八月十五夜のこの行事は今年はなかったようだ。
川内川を跨いで国道三号線が走っている。そこに架かる橋を太平橋と言う。昔はもう少し上流側にあった。その橋の下に港があり鹿児島方言で【トトンクッ】と言う。漢字で書くと【渡唐口】である。
朝鮮征伐の時、島津の軍船はここから出港した。下流左岸に【ぐみざき(久見崎)】、右岸に【からはま(唐浜)】がある。久見崎には【想夫恋】と言う踊りがある。今は絶えたかもしれないがみな、この朝鮮出兵に由来している。
昔の太平橋は鉄骨トラス構造の立派なものだった。聞くところではロンドンのテムズ川に架橋する予定を誰かがねじ込んで川内に持って来たとか来なかったとか。終戦直後、よくこの橋を渡って銭湯に行った。橋板がところどころぬけていたが気にも留めなかった。
川の左岸を向田と言った。一面の湿地で満潮時には海水が、干潮時には川の水が辺りに満ちた。我が先祖は代々この辺りに居たようだが何を生業にしていたのかさっぱり分からない。もう少し遠くに日暮丘と言って昔、室町時代に日暮乃長者なる分限者が住んでいたらしい。その奥方【巣山おかめ殿】(絶世の美女)と幼い子供達の悲しい物語が謡曲【鳥追い】で知られている。古来この辺りを巣山と言って代々美女が出る事で有名であった。私が知っている美女は今、埼玉県和光市に、今一人は川崎市高津区に健在である。

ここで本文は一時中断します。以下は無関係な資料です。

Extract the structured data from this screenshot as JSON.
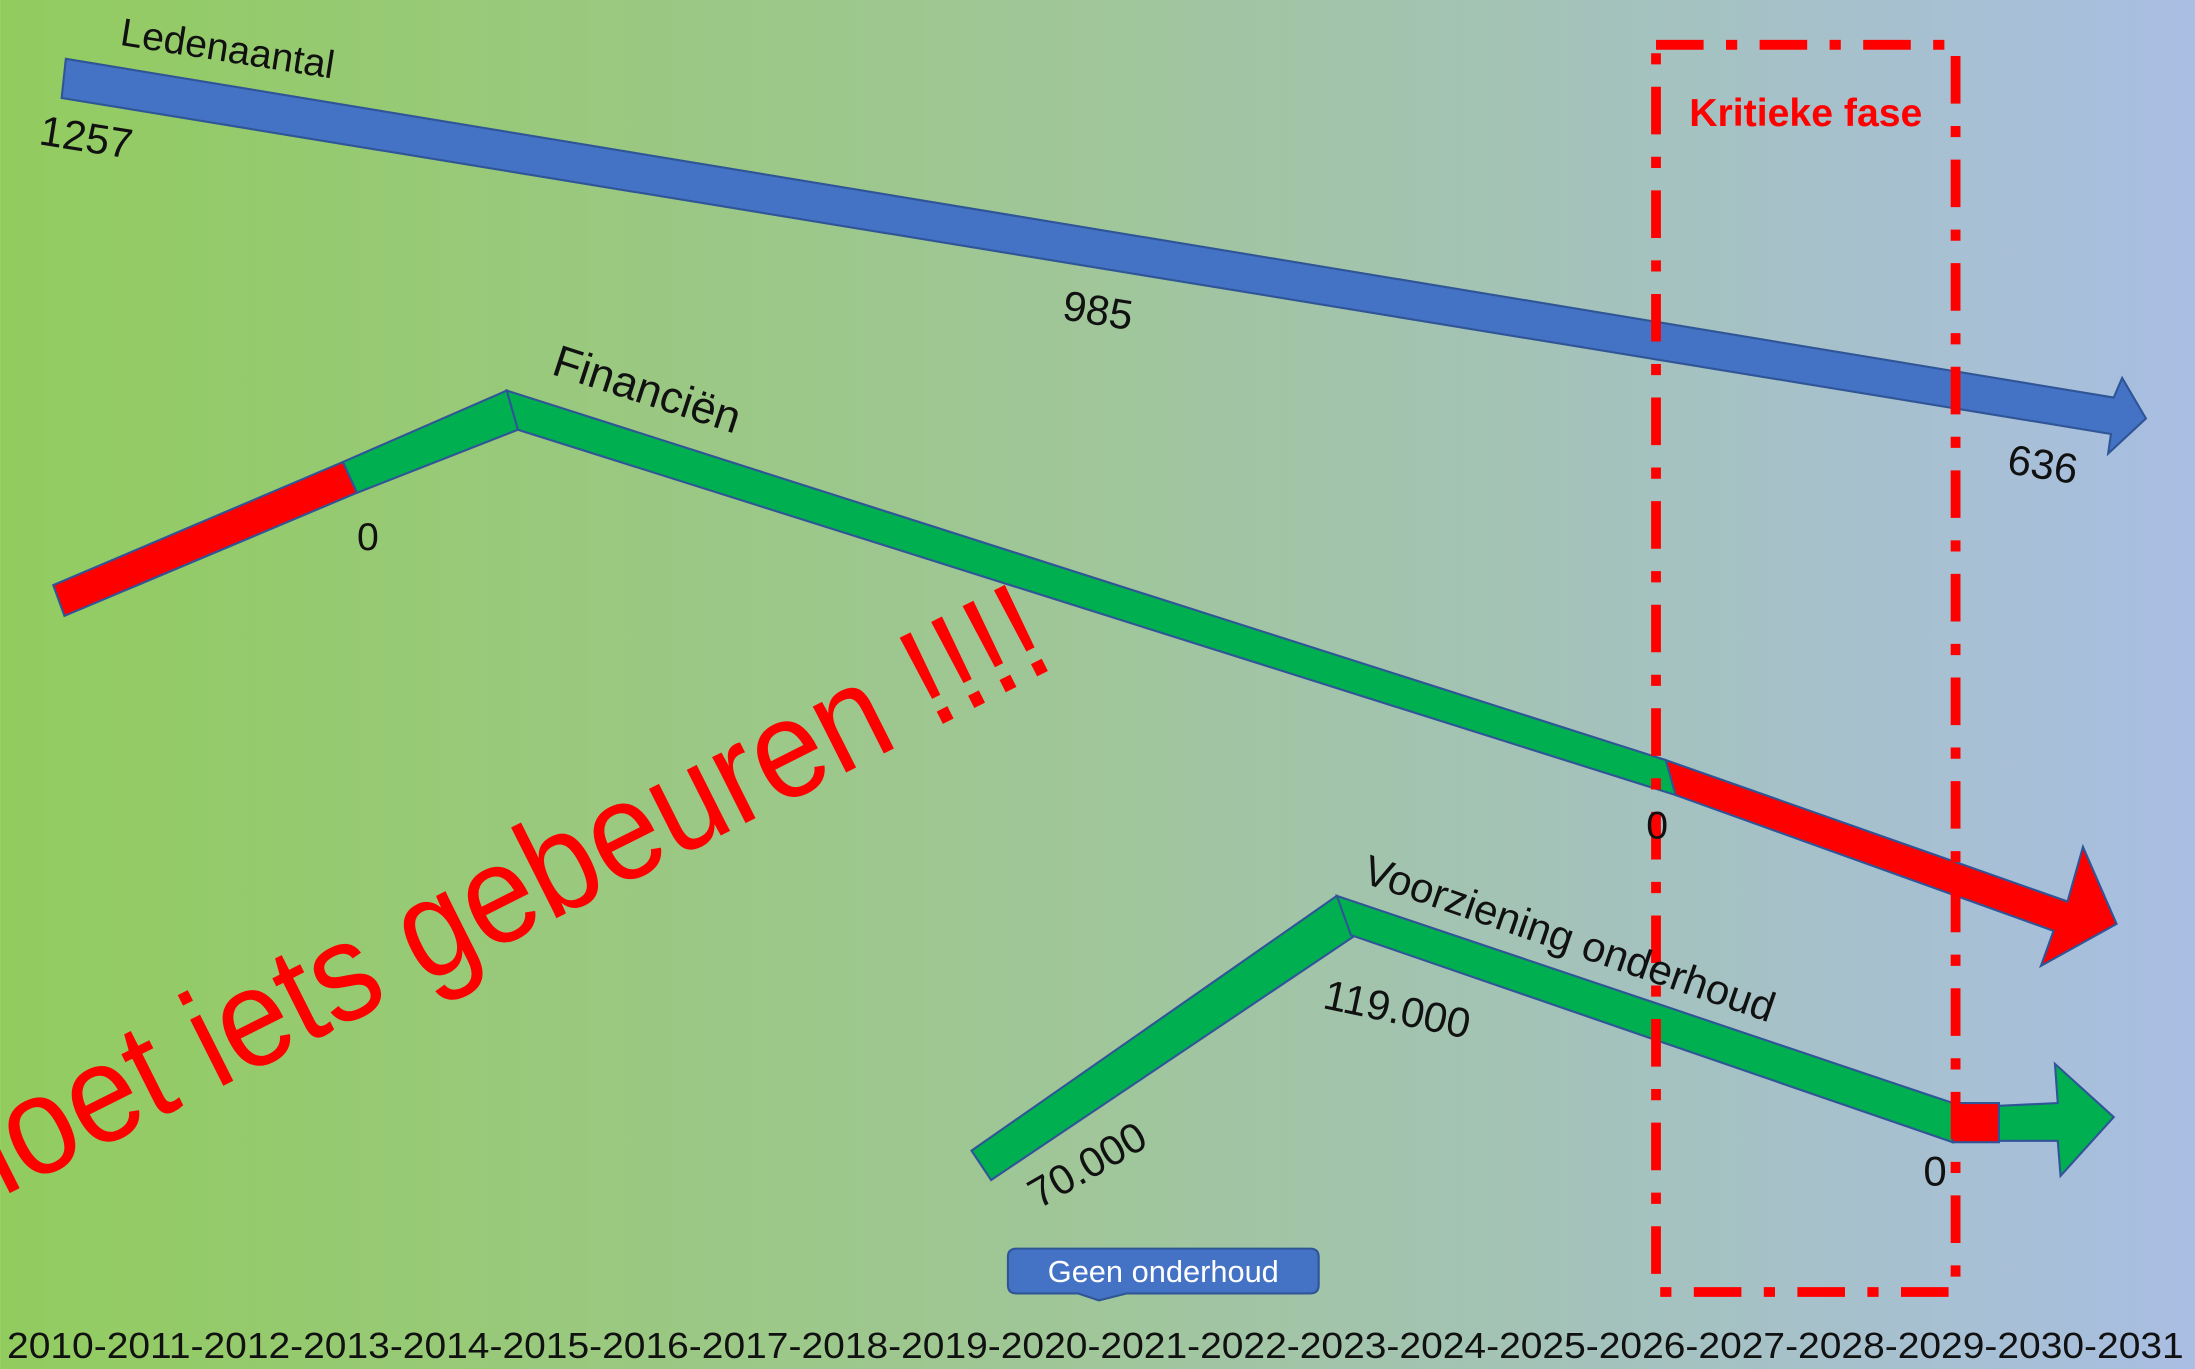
{
  "ledenaantal": {
    "label": "Ledenaantal",
    "start": "1257",
    "middle": "985",
    "end": "636"
  },
  "financien": {
    "label": "Financiën",
    "first_zero": "0",
    "second_zero": "0"
  },
  "voorziening": {
    "label": "Voorziening onderhoud",
    "start": "70.000",
    "peak": "119.000",
    "end": "0"
  },
  "critical_phase": "Kritieke fase",
  "callout": "Geen onderhoud",
  "warning": "moet iets gebeuren !!!!",
  "timeline": "2010-2011-2012-2013-2014-2015-2016-2017-2018-2019-2020-2021-2022-2023-2024-2025-2026-2027-2028-2029-2030-2031"
}
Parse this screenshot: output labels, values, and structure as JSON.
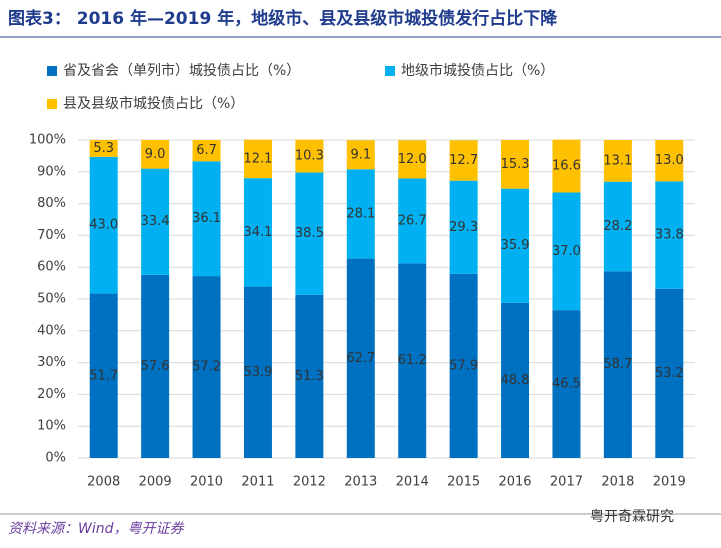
{
  "chart_data": {
    "type": "stacked_bar",
    "title": "图表3： 2016 年—2019 年，地级市、县及县级市城投债发行占比下降",
    "source": "资料来源：Wind，粤开证券",
    "watermark": "粤开奇霖研究",
    "categories": [
      "2008",
      "2009",
      "2010",
      "2011",
      "2012",
      "2013",
      "2014",
      "2015",
      "2016",
      "2017",
      "2018",
      "2019"
    ],
    "series": [
      {
        "name": "省及省会（单列市）城投债占比（%）",
        "color": "#0070c0",
        "values": [
          51.7,
          57.6,
          57.2,
          53.9,
          51.3,
          62.7,
          61.2,
          57.9,
          48.8,
          46.5,
          58.7,
          53.2
        ]
      },
      {
        "name": "地级市城投债占比（%）",
        "color": "#00b0f0",
        "values": [
          43.0,
          33.4,
          36.1,
          34.1,
          38.5,
          28.1,
          26.7,
          29.3,
          35.9,
          37.0,
          28.2,
          33.8
        ],
        "value_labels": [
          "43.0",
          "33.4",
          "36.1",
          "34.1",
          "38.5",
          "28.1",
          "26.7",
          "29.3",
          "35.9",
          "37.0",
          "28.2",
          "33.8"
        ]
      },
      {
        "name": "县及县级市城投债占比（%）",
        "color": "#ffc000",
        "values": [
          5.3,
          9.0,
          6.7,
          12.1,
          10.3,
          9.1,
          12.0,
          12.7,
          15.3,
          16.6,
          13.1,
          13.0
        ],
        "value_labels": [
          "5.3",
          "9.0",
          "6.7",
          "12.1",
          "10.3",
          "9.1",
          "12.0",
          "12.7",
          "15.3",
          "16.6",
          "13.1",
          "13.0"
        ]
      }
    ],
    "ylim": [
      0,
      100
    ],
    "yticks": [
      {
        "value": 0,
        "label": "0%"
      },
      {
        "value": 10,
        "label": "10%"
      },
      {
        "value": 20,
        "label": "20%"
      },
      {
        "value": 30,
        "label": "30%"
      },
      {
        "value": 40,
        "label": "40%"
      },
      {
        "value": 50,
        "label": "50%"
      },
      {
        "value": 60,
        "label": "60%"
      },
      {
        "value": 70,
        "label": "70%"
      },
      {
        "value": 80,
        "label": "80%"
      },
      {
        "value": 90,
        "label": "90%"
      },
      {
        "value": 100,
        "label": "100%"
      }
    ],
    "grid": true
  }
}
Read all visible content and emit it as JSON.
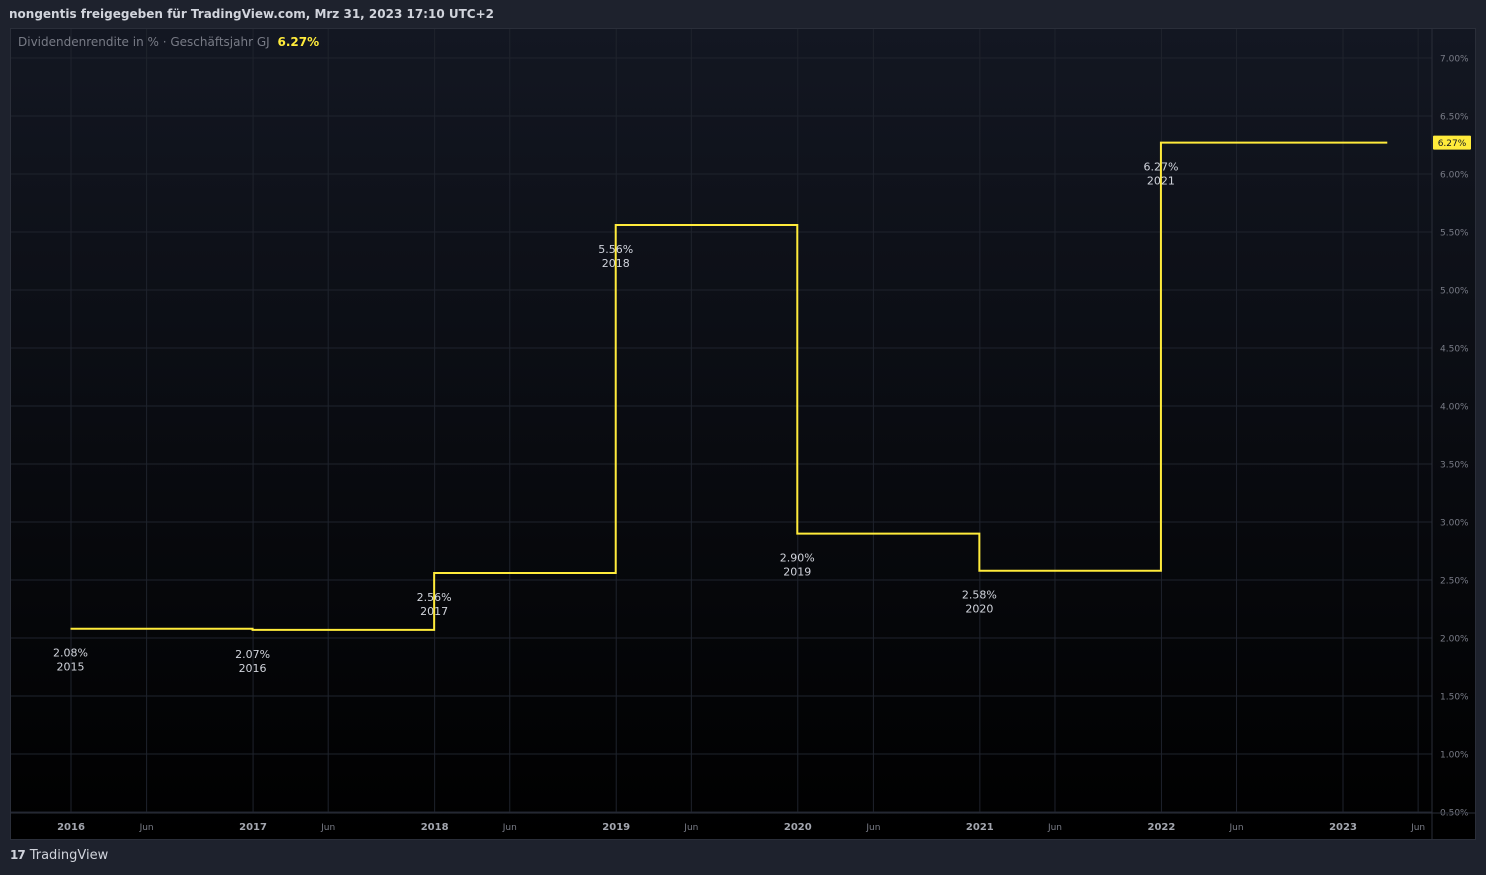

その山側に行った地域、現在の薩摩川内駅の山側を平佐と言った。有名な作曲家【武満徹】氏はここの出身、有島生馬、武郎もまたこの地の出身である。
川の右岸一帯を大小路と言う。何とも雅な地名であるが往古、薩摩国府、国分寺等があったからであろう。そこに可愛(エノ)山稜があって天孫ニニギノミコトが祀られている。薩摩国一ノ宮新田八幡宮もここにある。この山は航空写真で見ると亀が川に向かっているような形をしている。古老たちは『こいが出亀じゃっでや、入い(り)亀ならよかいどん』と言い合った・・・要は財が出て行くばかりで入って来ないと言う意味である。
いくらでも出て来るが朝までかかりそうなのでやめる。で、その綱引きだが、曳く前に押す、つまり両岸から走って行って橋の上で衝突、相手を川に投げ落とす。だから高校生以上でなければ危なくって・・・。